The climate language for this year’s assessment is nearly identical to the threat assessments of the past two years, noting “risks” but no mention of an existential threat.
A DNI spokesman did not immediately respond to a request for comment.
Chinese spying ops
Chinese services, including the Ministry of State Security, the Ministry of Public Security and the People’s Liberation Army intelligence units, seek to “challenge U.S. national security and global influence, quell perceived regime threats worldwide, and steal trade secrets and [intellectual property] to bolster China’s indigenous [science and technology] sectors,” the assessment report states.
“Officials of the PRC intelligence services will try to exploit the ubiquitous technical surveillance environment in China and expand their use of monitoring, data collection and advanced analytic capabilities against political security targets beyond China’s borders,” the report said, using the abbreviation for People’s Republic of China.
In addition, Beijing “is rapidly expanding and improving its AI and big data analytics capabilities for intelligence operations,” the report said. “More robust intelligence operations also increase the risk that these activities have international consequences, such as the overflight of the United States by the high-altitude balloon in February 2023.”
A Chinese surveillance balloon traveled unimpeded across the United States and flew over sensitive missile and military bases before being shot down by a U.S. fighter over the Atlantic in early 2023.

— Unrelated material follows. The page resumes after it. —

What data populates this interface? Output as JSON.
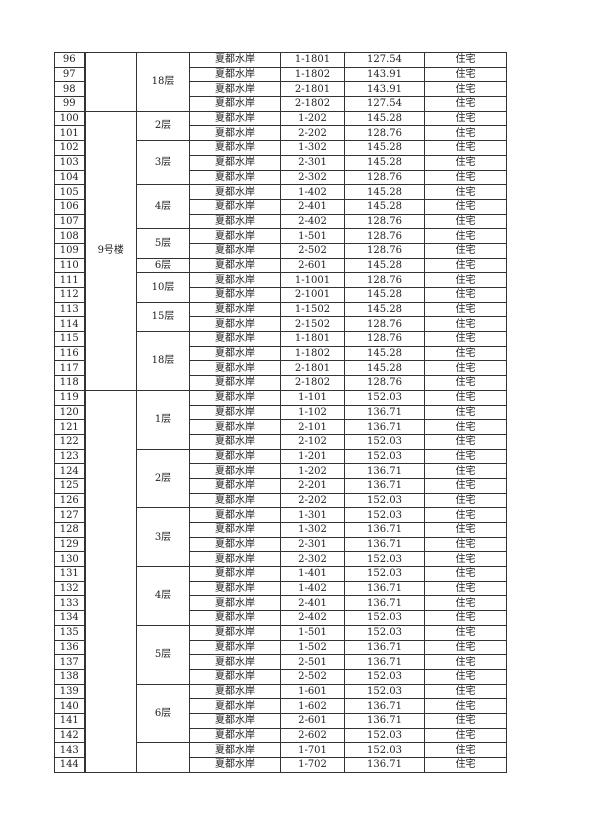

Mark Kelton, former deputy CIA director for counterintelligence, once said the scope of Chinese intelligence activities amounted to a barrage of operations unseen since the days of KGB espionage.
“The Chinese intelligence storm impacting the U.S. is a secret assault on America that is without parallel since that mounted by Moscow in the 1930s and ’40s,” Mr. Kelton said.
Under a Justice Department program known as the China Initiative, the Trump administration launched a crackdown that involved numerous arrests of spies, including Chinese intelligence officers.
The program was halted under the Biden administration on the grounds that the arrests and counterspy activities conducted through the program were racially biased against Asians.